Bulk RNA sequencing deconvolution of pancreatic ductal adenocarcinoma identifies cancer-associated fibroblast subsets associated with survival and tumor microenvironment composition

Pancreatic ductal adenocarcinoma (PDAC) is a highly lethal cancer characterized by a high abundance of cancer-associated fibroblasts (CAFs), which influence therapy response, tumor biology and tumor aggressiveness. CAFs are a heterogeneous cell type and previous single-cell RNA sequencing (scRNAseq) of PDAC tumors identified three main CAF subtypes: myofibroblastic, inflammatory and antigen-presenting CAFs (myCAF, iCAF, apCAF, respectively). However, scRNAseq on large patient cohorts is often not feasible due to costs and technical constraints. Therefore, bulk RNAseq deconvolution can be used to identify cell types within the heterogeneous tumor microenvironment. Here, Statescope deconvolution was used to identify different cell types of the tumor microenvironment within an early onset PDAC cohort, comprising 74 patients aged under 60. Three CAF populations were identified (iCAFs, myCAFs and desmoplastic CAFs), and their correlations with tumor microenvironment components, mutational signatures and survival were examined. iCAFs were associated with classical-like tumor cells, whereas myCAFs and desmoplastic CAFs correlated with basal-like tumor cells.
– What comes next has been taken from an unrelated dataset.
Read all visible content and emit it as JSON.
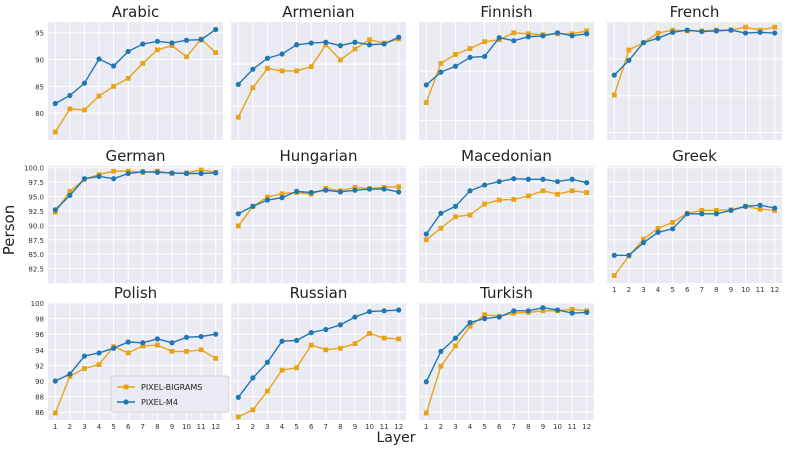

Desmoplastic CAFs are associated with inflammatory granulocytes/neutrophils, while negatively associating with monocyte-derived macrophages and immature/transitional B cells. No associations were observed between mutational signatures and the abundance of CAF and epithelial tumor subtypes. Interestingly, a high abundance of CAFs, and specifically increased iCAF abundance, was associated with improved survival. This iCAF-mediated survival effect was predominantly apparent in female patients. All in all, deconvolution of bulk RNA sequencing data, followed by its integration with clinical and biological parameters, reveals the heterogeneity and prognostic implications of CAF subpopulations in the tumor microenvironment of early onset PDAC patients.